The 5,000 years of Korean history and culture, and the Korean people's indomitable spirit in the struggle for national freedom have produced a society renowned not only for its kindness and generosity of spirit but also for the high educational standards of its citizens.
    Religious freedom is guaranteed by the Constitution of the Republic of Korea. Of the 300 or so registered religions, Buddhism and Confucianism were dominant in the past, and have shaped both the way of life and the attitudes of Koreans since the Three Kingdoms Period. Christianity has developed a vast following since its introduction in the late 18th century, and its influence is now being felt throughout society.

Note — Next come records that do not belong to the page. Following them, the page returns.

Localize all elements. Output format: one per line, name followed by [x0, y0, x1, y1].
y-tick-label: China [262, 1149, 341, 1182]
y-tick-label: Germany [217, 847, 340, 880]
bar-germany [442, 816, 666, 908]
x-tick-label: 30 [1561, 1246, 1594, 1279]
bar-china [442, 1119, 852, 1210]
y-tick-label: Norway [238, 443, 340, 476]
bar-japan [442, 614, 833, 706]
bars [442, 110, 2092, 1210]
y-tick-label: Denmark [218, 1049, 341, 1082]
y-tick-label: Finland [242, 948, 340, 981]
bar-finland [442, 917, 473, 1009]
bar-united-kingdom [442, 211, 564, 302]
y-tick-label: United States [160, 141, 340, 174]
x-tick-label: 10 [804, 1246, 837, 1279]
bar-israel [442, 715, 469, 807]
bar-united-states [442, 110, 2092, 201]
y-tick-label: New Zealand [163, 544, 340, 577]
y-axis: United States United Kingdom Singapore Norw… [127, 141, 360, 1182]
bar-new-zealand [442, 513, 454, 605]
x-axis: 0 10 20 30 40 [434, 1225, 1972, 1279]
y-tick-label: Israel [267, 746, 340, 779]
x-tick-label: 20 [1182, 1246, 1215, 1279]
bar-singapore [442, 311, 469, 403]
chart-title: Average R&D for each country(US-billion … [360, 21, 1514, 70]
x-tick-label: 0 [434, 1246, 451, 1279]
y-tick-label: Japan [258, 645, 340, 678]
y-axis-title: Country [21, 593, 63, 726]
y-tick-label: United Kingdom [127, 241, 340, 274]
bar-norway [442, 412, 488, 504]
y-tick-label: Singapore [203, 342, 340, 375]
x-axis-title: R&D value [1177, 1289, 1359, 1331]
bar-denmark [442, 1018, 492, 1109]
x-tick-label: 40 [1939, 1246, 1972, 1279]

    Koreans have great concern for education and illiteracy is almost non-existent. Children begin their six years of elementary school at the age of six. After three years of middle school and three years of high school, students may advance to university for four years of higher education. There are national examinations for entrance to high school and university, and 30% of high school graduates manage to gain admission to universities. The entrance exams are extremely rigorous, and the fierce competition for places is sometimes referred to as "The admissions war." Today's parents are placing more attention on early education for their children and the preschool educational system is growing rapidly to meet this need.
    As Korea prepares to host the 2000 ASEM Conference and co-host the 2002 World Cup, the goverment, in conjunction with the tourism industry, has made strenuous efforts to improve the standards of tourism. This policy has extended not only to upgrading facilities, but also to changing the mindset of the workers in the service industry, and to raising the English language standards amongst the general public. The long heritage and inspiring scenery of Korean impress all visitors with their uniqueness and charm.